We are not restricted to using names of variables inside of brackets in an f-string. We can, in fact, place any expression that we would like inside of the brackets.
These concepts are illustrated in the next example.
z = 3.56
print(f'The square of {z} is {z**2}.')
Occasionally, we would like to insert a value into a string with additional spaces padding the value on the left or the right so that the printed value and the additional spaces together constitute a specific number of characters. We can accomplish this using f-strings by following the expression within the braces with a colon :, one of the symbols < or >, and then an integer value. The integer indicates the number of characters that should be set aside for the inserted value, and the selected arrow symbol controls whether the value should be left-justified (<) or right-justified (>).
We illustrated this in the cell below.
my_text = 'text'
print(f'--{my_text:>6}--')
print(f'--{my_text:<6}--')
This feature of f-strings is particularly useful when we would like to display output in a tabular format, consisting of multiple rows and columns.
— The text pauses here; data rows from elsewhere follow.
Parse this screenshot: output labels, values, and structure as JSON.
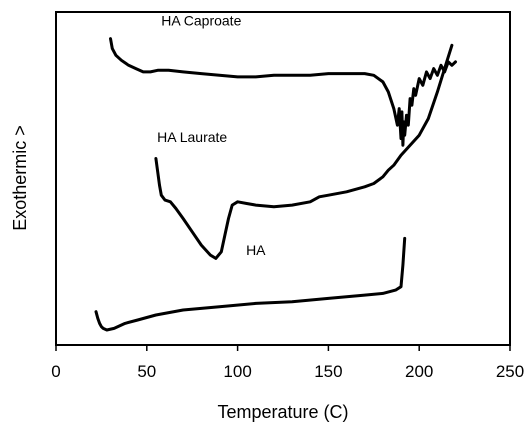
{
  "chart_data": {
    "type": "line",
    "title": "",
    "xlabel": "Temperature (C)",
    "ylabel": "Exothermic  >",
    "xlim": [
      0,
      250
    ],
    "xticks": [
      0,
      50,
      100,
      150,
      200,
      250
    ],
    "ylim": [
      0,
      100
    ],
    "yticks": [],
    "grid": false,
    "legend": "none",
    "series": [
      {
        "name": "HA Caproate",
        "x": [
          30,
          31,
          33,
          36,
          40,
          44,
          48,
          52,
          56,
          62,
          70,
          80,
          90,
          100,
          110,
          120,
          130,
          140,
          150,
          160,
          170,
          175,
          180,
          183,
          186,
          188,
          189,
          190,
          190.5,
          191,
          191.5,
          192,
          193,
          194,
          195,
          196,
          197,
          198,
          200,
          202,
          204,
          206,
          208,
          210,
          212,
          214,
          216,
          218,
          220
        ],
        "y": [
          92,
          89,
          87,
          85.5,
          84,
          83,
          82,
          82,
          82.5,
          82.5,
          82,
          81.5,
          81,
          80.5,
          80.5,
          81,
          81,
          81,
          81.5,
          81.5,
          81.5,
          81,
          79,
          76,
          71,
          66,
          71,
          62,
          70,
          60,
          67,
          63,
          69,
          66,
          74,
          72,
          77,
          75,
          80,
          78,
          82,
          80,
          83,
          81,
          84,
          82,
          85,
          84,
          85
        ]
      },
      {
        "name": "HA Laurate",
        "x": [
          55,
          56,
          57,
          58,
          60,
          63,
          66,
          70,
          75,
          80,
          85,
          88,
          91,
          93,
          95,
          97,
          100,
          105,
          110,
          120,
          130,
          140,
          145,
          150,
          160,
          170,
          175,
          180,
          183,
          186,
          190,
          195,
          200,
          205,
          210,
          214,
          218
        ],
        "y": [
          56,
          52,
          48,
          45,
          43.5,
          43,
          41,
          38,
          34,
          30,
          27,
          26,
          28,
          33,
          38,
          42,
          43,
          42.5,
          42,
          41.5,
          42,
          43,
          44.5,
          45,
          46,
          47.5,
          48.5,
          50.5,
          52.5,
          54,
          57,
          60,
          63,
          68,
          76,
          83,
          90
        ]
      },
      {
        "name": "HA",
        "x": [
          22,
          23,
          24,
          25,
          26,
          28,
          32,
          38,
          45,
          55,
          70,
          90,
          110,
          130,
          150,
          170,
          180,
          187,
          190,
          191,
          192
        ],
        "y": [
          10,
          8,
          6.5,
          5.5,
          5,
          4.5,
          5,
          6.5,
          7.5,
          9,
          10.5,
          11.5,
          12.5,
          13,
          14,
          15,
          15.5,
          16.5,
          17.5,
          24,
          32
        ]
      }
    ]
  }
}
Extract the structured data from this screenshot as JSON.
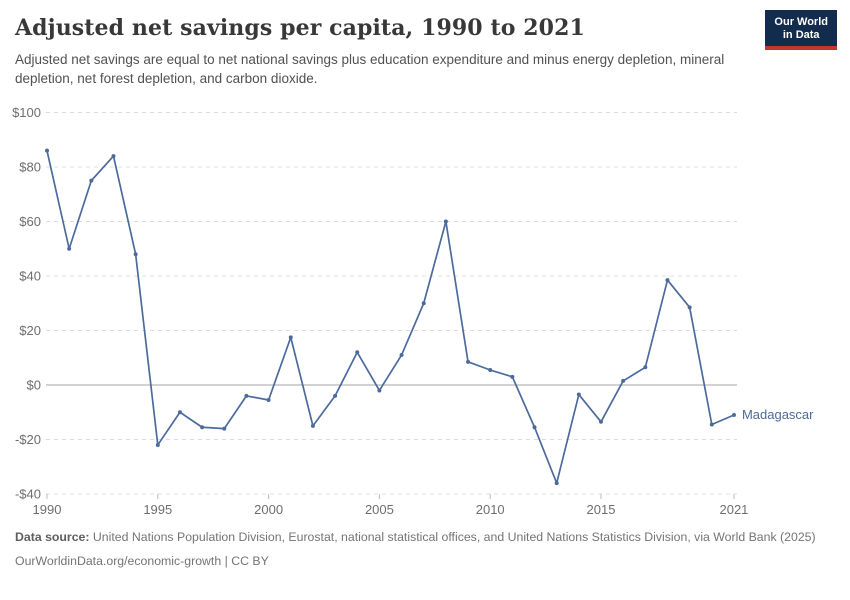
{
  "header": {
    "title": "Adjusted net savings per capita, 1990 to 2021",
    "subtitle": "Adjusted net savings are equal to net national savings plus education expenditure and minus energy depletion, mineral depletion, net forest depletion, and carbon dioxide.",
    "logo": {
      "line1": "Our World",
      "line2": "in Data",
      "bg_color": "#132c4d",
      "accent_color": "#c0372d"
    }
  },
  "chart_data": {
    "type": "line",
    "title": "Adjusted net savings per capita, 1990 to 2021",
    "xlabel": "",
    "ylabel": "",
    "xlim": [
      1990,
      2021
    ],
    "ylim": [
      -40,
      100
    ],
    "x": [
      1990,
      1991,
      1992,
      1993,
      1994,
      1995,
      1996,
      1997,
      1998,
      1999,
      2000,
      2001,
      2002,
      2003,
      2004,
      2005,
      2006,
      2007,
      2008,
      2009,
      2010,
      2011,
      2012,
      2013,
      2014,
      2015,
      2016,
      2017,
      2018,
      2019,
      2020,
      2021
    ],
    "series": [
      {
        "name": "Madagascar",
        "color": "#4C6A9C",
        "values": [
          86,
          50,
          75,
          84,
          48,
          -22,
          -10,
          -15.5,
          -16,
          -4,
          -5.5,
          17.5,
          -15,
          -4,
          12,
          -2,
          11,
          30,
          60,
          8.5,
          5.5,
          3,
          -15.5,
          -36,
          -3.5,
          -13.5,
          1.5,
          6.5,
          38.5,
          28.5,
          -14.5,
          -11
        ]
      }
    ],
    "x_ticks": [
      1990,
      1995,
      2000,
      2005,
      2010,
      2015,
      2021
    ],
    "y_ticks": [
      100,
      80,
      60,
      40,
      20,
      0,
      -20,
      -40
    ],
    "y_tick_labels": [
      "$100",
      "$80",
      "$60",
      "$40",
      "$20",
      "$0",
      "-$20",
      "-$40"
    ],
    "grid": {
      "horizontal": true,
      "style": "dashed",
      "color": "#dcdcdc",
      "zero_line_color": "#a5a5a5",
      "tick_color": "#bdbdbd"
    },
    "legend": "end-of-line-label",
    "end_label": "Madagascar"
  },
  "footer": {
    "source_label": "Data source:",
    "source_text": " United Nations Population Division, Eurostat, national statistical offices, and United Nations Statistics Division, via World Bank (2025)",
    "license_line": "OurWorldinData.org/economic-growth | CC BY"
  }
}
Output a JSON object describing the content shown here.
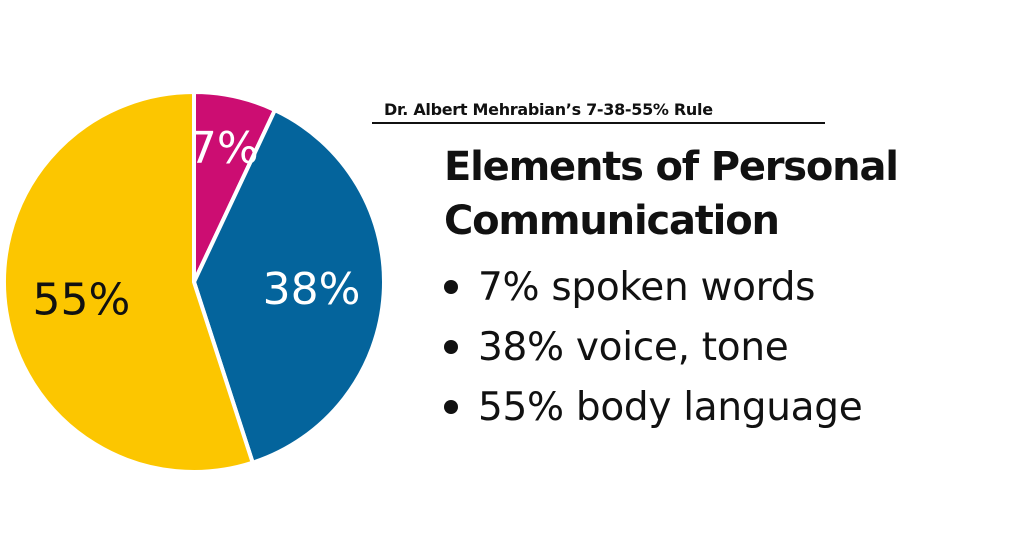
{
  "header": {
    "subtitle": "Dr. Albert Mehrabian’s 7-38-55% Rule",
    "title": "Elements of Personal Communication"
  },
  "bullets": [
    "7% spoken words",
    "38% voice, tone",
    "55% body language"
  ],
  "chart_data": {
    "type": "pie",
    "categories": [
      "spoken words",
      "voice, tone",
      "body language"
    ],
    "values": [
      7,
      38,
      55
    ],
    "labels": [
      "7%",
      "38%",
      "55%"
    ],
    "colors": [
      "#cc0d72",
      "#04649c",
      "#fcc600"
    ],
    "label_colors": [
      "#ffffff",
      "#ffffff",
      "#111111"
    ],
    "start_angle": "12 o'clock",
    "direction": "clockwise",
    "legend": "none"
  }
}
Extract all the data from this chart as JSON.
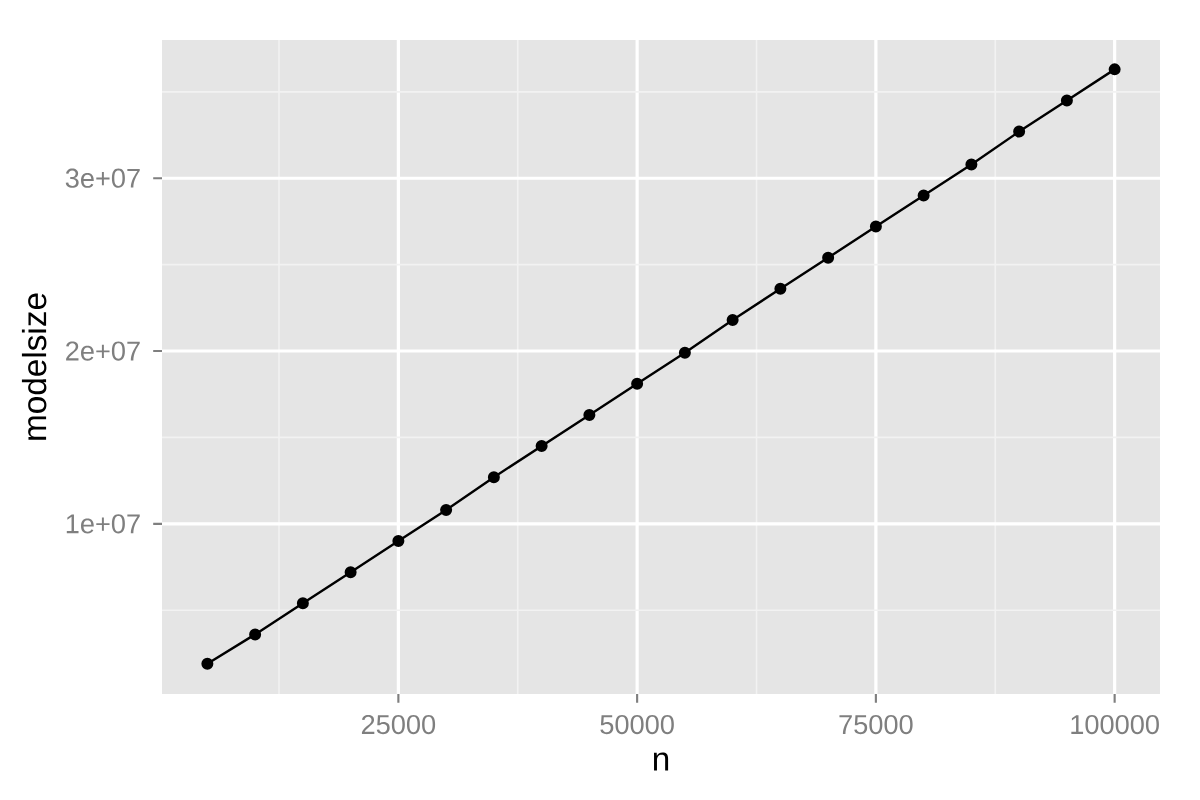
{
  "chart_data": {
    "type": "line",
    "xlabel": "n",
    "ylabel": "modelsize",
    "x": [
      5000,
      10000,
      15000,
      20000,
      25000,
      30000,
      35000,
      40000,
      45000,
      50000,
      55000,
      60000,
      65000,
      70000,
      75000,
      80000,
      85000,
      90000,
      95000,
      100000
    ],
    "series": [
      {
        "color": "#000000",
        "values": [
          1900000,
          3600000,
          5400000,
          7200000,
          9000000,
          10800000,
          12700000,
          14500000,
          16300000,
          18100000,
          19900000,
          21800000,
          23600000,
          25400000,
          27200000,
          29000000,
          30800000,
          32700000,
          34500000,
          36300000
        ]
      }
    ],
    "xlim": [
      250,
      104750
    ],
    "ylim": [
      150000,
      38000000
    ],
    "xticks": [
      25000,
      50000,
      75000,
      100000
    ],
    "yticks": [
      {
        "value": 10000000,
        "label": "1e+07"
      },
      {
        "value": 20000000,
        "label": "2e+07"
      },
      {
        "value": 30000000,
        "label": "3e+07"
      }
    ],
    "grid": true,
    "marker": "circle",
    "line_style": "solid"
  }
}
We can use f-strings to make sure that each entry in a column takes the same amount of space, and is aligned on either the left or the right. This is illustrated below.
num1 = 1
fname1 = 'George'
lname1 = 'Washington'
num2 = 2
fname2 = 'John'
lname2 = 'Adams'
num3 = 16
fname3 = 'Abraham'
lname3 = 'Lincoln'
print('First Name Last Name Number')
print('--------------------------------------')
print(f'{fname1:<15}{lname1:<15}{num1:>6}')
print(f'{fname2:<15}{lname2:<15}{num2:>6}')
print(f'{fname3:<15}{lname3:<15}{num3:>6}')